Он постоянно повторял фразу, которая когда-то казалась остроумной, но из-за развития событий быстро утратила характер шутки: «Беспокоиться должны только те геи, у которых полны штаны страха».

Впрочем, пришло время, когда и Мик наконец понял, что к чему; как раз тогда мы с ним стали чаще видеться. Он обычно предлагал, если его занятия кончались на десять — пятнадцать минут позже, чем у меня, подождать его в кафе, чтобы потом отправиться куда-нибудь вместе поужинать. Большую часть времени Мик оставался все тем же вульгарно распутным парнем. Ему по-прежнему доставляло удовольствие дразнить меня за steak frites и pichet de rouge[82] в «Дрюо», небрежно перечисляя свои причуды и проделки. Например, он рассказал мне, что в детстве развлекался тем, что писал в штанишки, а став взрослым, получает удовольствие, писая в трусы своим партнерам. «Мочеиспускание — то самое цунами, которое меня погубит», — выдавал он явно заранее придуманную метафору, и мы оба понимали, что шутить подобным образом он может только потому, что из всех его сексуальных выходок эта — одна из самых безопасных.

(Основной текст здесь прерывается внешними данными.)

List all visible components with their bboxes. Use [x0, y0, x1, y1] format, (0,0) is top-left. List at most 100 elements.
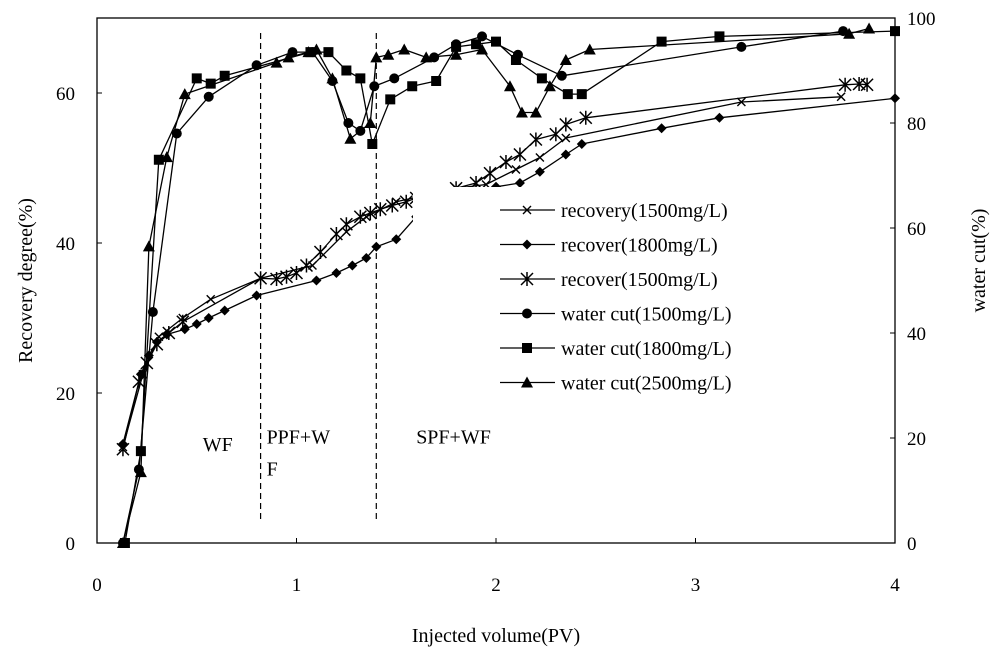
asterisk-marker	[373, 202, 387, 217]
square-marker	[355, 73, 366, 84]
diamond-marker	[219, 305, 230, 316]
y-tick-label: 60	[56, 84, 75, 105]
x-tick-label: 1	[292, 575, 302, 596]
circle-marker	[477, 31, 488, 42]
asterisk-marker	[162, 326, 176, 340]
diamond-marker	[331, 268, 342, 278]
square-marker	[510, 55, 521, 65]
square-marker	[471, 39, 482, 50]
square-marker	[522, 343, 532, 353]
diamond-marker	[347, 260, 358, 271]
square-marker	[219, 70, 230, 81]
circle-marker	[522, 308, 532, 319]
asterisk-marker	[520, 272, 534, 286]
asterisk-marker	[299, 258, 314, 273]
y2-tick-label: 0	[907, 534, 917, 555]
region-label: SPF+WF	[416, 426, 491, 448]
triangle-marker	[344, 132, 357, 144]
x-marker	[561, 133, 571, 143]
legend-label: recovery(1500mg/L)	[561, 200, 728, 222]
legend-label: water cut(1800mg/L)	[561, 338, 732, 360]
legend-item: recover(1500mg/L)	[500, 269, 718, 291]
diamond-marker	[191, 319, 202, 329]
asterisk-marker	[385, 198, 399, 213]
square-marker	[890, 26, 900, 37]
legend: recovery(1500mg/L) recover(1800mg/L) recov…	[413, 187, 793, 397]
asterisk-marker	[399, 194, 413, 209]
diamond-marker	[371, 241, 382, 252]
asterisk-marker	[353, 209, 367, 224]
triangle-marker	[382, 48, 395, 60]
triangle-marker	[370, 51, 383, 63]
asterisk-marker	[513, 147, 527, 162]
region-label: PPF+W	[267, 426, 331, 448]
x-tick-label: 2	[491, 575, 501, 596]
x-marker	[535, 153, 545, 162]
legend-label: recover(1500mg/L)	[561, 269, 718, 291]
triangle-marker	[521, 376, 533, 388]
legend-item: water cut(1800mg/L)	[500, 338, 732, 360]
square-marker	[323, 47, 334, 58]
triangle-marker	[398, 43, 411, 55]
diamond-marker	[576, 139, 587, 149]
triangle-marker	[116, 537, 129, 548]
asterisk-marker	[838, 77, 852, 92]
asterisk-marker	[132, 374, 146, 389]
diamond-marker	[560, 149, 571, 160]
x-marker	[736, 97, 746, 107]
square-marker	[407, 81, 418, 92]
asterisk-marker	[279, 269, 294, 284]
legend-item: water cut(1500mg/L)	[500, 304, 732, 326]
asterisk-marker	[529, 132, 543, 147]
x-axis-title: Injected volume(PV)	[412, 625, 580, 647]
x-marker	[206, 294, 216, 304]
asterisk-marker	[499, 155, 513, 169]
legend-label: recover(1800mg/L)	[561, 235, 718, 257]
diamond-marker	[251, 290, 262, 301]
square-marker	[367, 139, 378, 149]
asterisk-marker	[483, 166, 497, 181]
square-marker	[191, 73, 202, 84]
asterisk-marker	[254, 271, 268, 286]
diamond-marker	[656, 123, 667, 134]
triangle-marker	[559, 54, 572, 65]
asterisk-marker	[559, 117, 573, 132]
y-tick-label: 0	[66, 534, 76, 555]
asterisk-marker	[363, 206, 377, 220]
circle-marker	[429, 52, 440, 63]
square-marker	[562, 89, 573, 100]
diamond-marker	[311, 275, 322, 286]
asterisk-marker	[313, 245, 327, 259]
square-marker	[451, 41, 462, 52]
diamond-marker	[391, 234, 402, 245]
square-marker	[135, 446, 146, 457]
triangle-marker	[160, 151, 173, 163]
y2-tick-label: 80	[907, 114, 926, 135]
asterisk-marker	[289, 266, 304, 280]
triangle-marker	[282, 51, 295, 63]
diamond-marker	[361, 253, 372, 263]
y2-axis-title: water cut(%)	[968, 209, 990, 313]
legend-item: water cut(2500mg/L)	[500, 373, 732, 395]
x-marker	[341, 227, 351, 237]
diamond-marker	[534, 166, 545, 177]
square-marker	[153, 154, 164, 165]
x-tick-label: 4	[890, 575, 900, 596]
y-tick-label: 20	[56, 384, 75, 405]
circle-marker	[736, 41, 747, 52]
circle-marker	[389, 73, 400, 84]
triangle-marker	[863, 22, 876, 34]
triangle-marker	[326, 72, 339, 84]
x-tick-label: 3	[691, 575, 701, 596]
y-axis-title: Recovery degree(%)	[15, 198, 37, 363]
square-marker	[576, 89, 587, 100]
y-tick-label: 40	[56, 234, 75, 255]
asterisk-marker	[579, 110, 593, 125]
diamond-marker	[714, 112, 725, 123]
region-label: WF	[203, 434, 233, 456]
x-marker	[511, 165, 521, 174]
diamond-marker	[890, 93, 900, 104]
square-marker	[656, 36, 667, 47]
series-line	[122, 30, 844, 544]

Однако постепенно наши разговоры стали становиться более серьезными — обычно поздно вечером на террасе «Флоры». Резко, как быстро меняющий костюмы актер, отбросив аффектированные маннеризмы, Мик рассказывал мне о своих попытках сделать карьеру в мире поп-музыки в подражание Малькольму Макларену[83] (который, похоже, позволил себе непростительную снисходительность по отношению к Мику при их единственной встрече), о пристрастии к кокаину и последующих ломках, о непрерывной череде неудач, преследующих его со школьных времен (тогда Мик выпустил рукописный журнал, настолько блестяще провокационный, что директор школы, ужаснувшись эротическим изображениям сексапильных шестиклассников, мрачно предсказал Мику большое будущее). Предсказание это не сбылось — Мику не удалось ничего добиться, не удалось осуществить ничего из того, что он хотел совершить в жизни (даже, с кривой улыбкой заметил Мик, положить ей конец; впрочем, об этом он предпочел не распространяться). Я наконец начал испытывать к Мику симпатию.